Dwight Rhoden is an American choreographer and the artistic director of Complexions Contemporary Ballet who began dancing at the age of 17 while studying acting. He has performed with the Dayton Contemporary Dance Company and Les Ballet Jazz de Montréal and was a principal dancer with the Alvin Ailey American Dance Theater. He has appeared in numerous television specials, documentaries and commercials throughout the United States, Canada and Europe and has been a featured performer on many PBS Great Performances specials.

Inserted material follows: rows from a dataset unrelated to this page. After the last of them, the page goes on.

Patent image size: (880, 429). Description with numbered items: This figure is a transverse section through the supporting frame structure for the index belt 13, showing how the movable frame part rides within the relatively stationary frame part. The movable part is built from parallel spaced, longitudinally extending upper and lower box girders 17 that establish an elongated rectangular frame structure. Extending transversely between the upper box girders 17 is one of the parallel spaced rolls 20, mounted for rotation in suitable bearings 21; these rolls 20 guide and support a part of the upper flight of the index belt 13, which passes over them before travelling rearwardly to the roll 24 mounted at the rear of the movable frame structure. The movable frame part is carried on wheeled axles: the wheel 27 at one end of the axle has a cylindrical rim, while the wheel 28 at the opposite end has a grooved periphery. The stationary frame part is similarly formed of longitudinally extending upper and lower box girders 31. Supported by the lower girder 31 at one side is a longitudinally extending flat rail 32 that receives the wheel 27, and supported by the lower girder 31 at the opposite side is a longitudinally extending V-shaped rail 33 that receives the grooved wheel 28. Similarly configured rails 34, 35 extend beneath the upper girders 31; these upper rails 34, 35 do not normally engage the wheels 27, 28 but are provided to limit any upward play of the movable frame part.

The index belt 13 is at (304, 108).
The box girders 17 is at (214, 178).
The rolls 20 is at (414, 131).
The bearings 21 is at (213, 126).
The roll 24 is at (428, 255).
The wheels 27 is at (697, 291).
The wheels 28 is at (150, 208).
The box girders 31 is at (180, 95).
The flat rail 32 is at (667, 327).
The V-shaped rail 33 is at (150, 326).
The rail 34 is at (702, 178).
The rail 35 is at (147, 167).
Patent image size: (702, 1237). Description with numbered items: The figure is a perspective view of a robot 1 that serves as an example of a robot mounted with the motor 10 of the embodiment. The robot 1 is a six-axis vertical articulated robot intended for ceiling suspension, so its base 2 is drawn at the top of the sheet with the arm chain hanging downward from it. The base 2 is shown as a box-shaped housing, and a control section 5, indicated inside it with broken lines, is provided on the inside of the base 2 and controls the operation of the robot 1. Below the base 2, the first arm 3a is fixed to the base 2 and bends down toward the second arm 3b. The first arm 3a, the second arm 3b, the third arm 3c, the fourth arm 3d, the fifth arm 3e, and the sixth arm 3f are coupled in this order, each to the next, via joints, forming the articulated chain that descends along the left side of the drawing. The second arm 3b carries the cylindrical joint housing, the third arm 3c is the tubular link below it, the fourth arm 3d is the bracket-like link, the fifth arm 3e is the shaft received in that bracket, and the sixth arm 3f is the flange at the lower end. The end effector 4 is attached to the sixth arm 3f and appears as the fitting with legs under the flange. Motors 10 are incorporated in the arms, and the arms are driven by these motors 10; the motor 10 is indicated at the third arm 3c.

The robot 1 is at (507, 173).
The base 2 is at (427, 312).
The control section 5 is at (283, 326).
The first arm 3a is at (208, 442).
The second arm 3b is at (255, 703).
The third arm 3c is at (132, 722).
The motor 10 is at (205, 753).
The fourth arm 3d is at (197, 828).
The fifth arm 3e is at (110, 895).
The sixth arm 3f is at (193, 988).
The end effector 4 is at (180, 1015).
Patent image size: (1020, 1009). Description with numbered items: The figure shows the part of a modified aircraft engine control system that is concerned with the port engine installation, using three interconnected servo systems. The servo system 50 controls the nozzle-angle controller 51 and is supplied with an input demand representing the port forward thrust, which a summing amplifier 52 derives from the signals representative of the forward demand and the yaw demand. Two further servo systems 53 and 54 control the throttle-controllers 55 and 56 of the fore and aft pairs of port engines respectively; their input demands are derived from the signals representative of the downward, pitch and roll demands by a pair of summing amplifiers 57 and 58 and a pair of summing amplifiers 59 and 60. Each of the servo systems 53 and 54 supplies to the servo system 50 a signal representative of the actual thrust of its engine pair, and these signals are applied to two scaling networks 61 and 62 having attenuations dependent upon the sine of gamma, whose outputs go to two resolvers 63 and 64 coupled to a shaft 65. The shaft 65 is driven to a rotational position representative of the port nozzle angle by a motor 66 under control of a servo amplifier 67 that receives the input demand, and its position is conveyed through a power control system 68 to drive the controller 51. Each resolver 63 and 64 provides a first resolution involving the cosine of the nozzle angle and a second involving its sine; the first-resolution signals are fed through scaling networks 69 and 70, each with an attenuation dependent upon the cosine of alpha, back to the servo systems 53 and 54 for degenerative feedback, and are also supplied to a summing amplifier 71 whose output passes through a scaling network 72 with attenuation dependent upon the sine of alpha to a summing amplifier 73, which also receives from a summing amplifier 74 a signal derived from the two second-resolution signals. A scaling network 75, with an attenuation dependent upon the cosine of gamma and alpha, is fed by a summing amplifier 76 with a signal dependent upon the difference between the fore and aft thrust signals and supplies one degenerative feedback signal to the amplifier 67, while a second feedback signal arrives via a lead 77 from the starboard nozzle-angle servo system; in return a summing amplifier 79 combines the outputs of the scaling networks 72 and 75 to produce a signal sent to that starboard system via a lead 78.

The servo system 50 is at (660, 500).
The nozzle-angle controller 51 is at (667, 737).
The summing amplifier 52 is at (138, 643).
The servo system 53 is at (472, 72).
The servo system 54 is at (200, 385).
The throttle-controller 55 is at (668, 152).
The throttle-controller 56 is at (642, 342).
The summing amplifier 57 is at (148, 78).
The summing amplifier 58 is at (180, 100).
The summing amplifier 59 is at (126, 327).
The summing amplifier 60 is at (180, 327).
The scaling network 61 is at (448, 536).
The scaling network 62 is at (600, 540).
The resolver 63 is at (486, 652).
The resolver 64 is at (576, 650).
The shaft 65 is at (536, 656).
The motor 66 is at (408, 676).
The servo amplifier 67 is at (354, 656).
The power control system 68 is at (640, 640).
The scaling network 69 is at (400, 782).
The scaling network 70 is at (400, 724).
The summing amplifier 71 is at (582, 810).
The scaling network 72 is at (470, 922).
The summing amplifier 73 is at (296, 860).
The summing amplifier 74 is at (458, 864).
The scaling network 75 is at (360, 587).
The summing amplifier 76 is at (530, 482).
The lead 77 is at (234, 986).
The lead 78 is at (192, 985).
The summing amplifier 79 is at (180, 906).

==Complexions Contemporary Ballet==

Rhoden has created over 80 ballets for Complexions, as well as numerous other companies, including Alvin Ailey American Dance Theater; The Arizona Ballet; The Aspen Santa Fe Ballet Company; The Dance Theater of Harlem; Dayton Contemporary Dance Company; the Joffrey Ballet; New York City Ballet/Diamond Project; North Carolina Dance Theater; The Pennsylvania Ballet; Philadanco; Minnesota Dance Theater; Phoenix Dance Company; Sacramento Ballet; Oakland Ballet; Pittsburgh Ballet Theater; The Washington Ballet; and Zenon Dance Company. He has worked with, coached, and created for some of the most diverse artists spanning the world of ballet and contemporary dance.

==Projects and awards==
Rhoden has lectured and served as "Artist in Residence" at universities around the country. He has directed and choreographed for film, theater, and live performances including E! Entertainment's Tribute to Style and Cirque du Soleil and for artists including Prince, Lenny Kravitz, and Kelly Clarkson. Rhoden worked on the film One Last Dance, starring Patrick Swayze.

Rhoden is a 1998 New York Foundation for the Arts Award Recipient. In 2001, Rhoden was honored with the Choo San Goh Award for Choreography.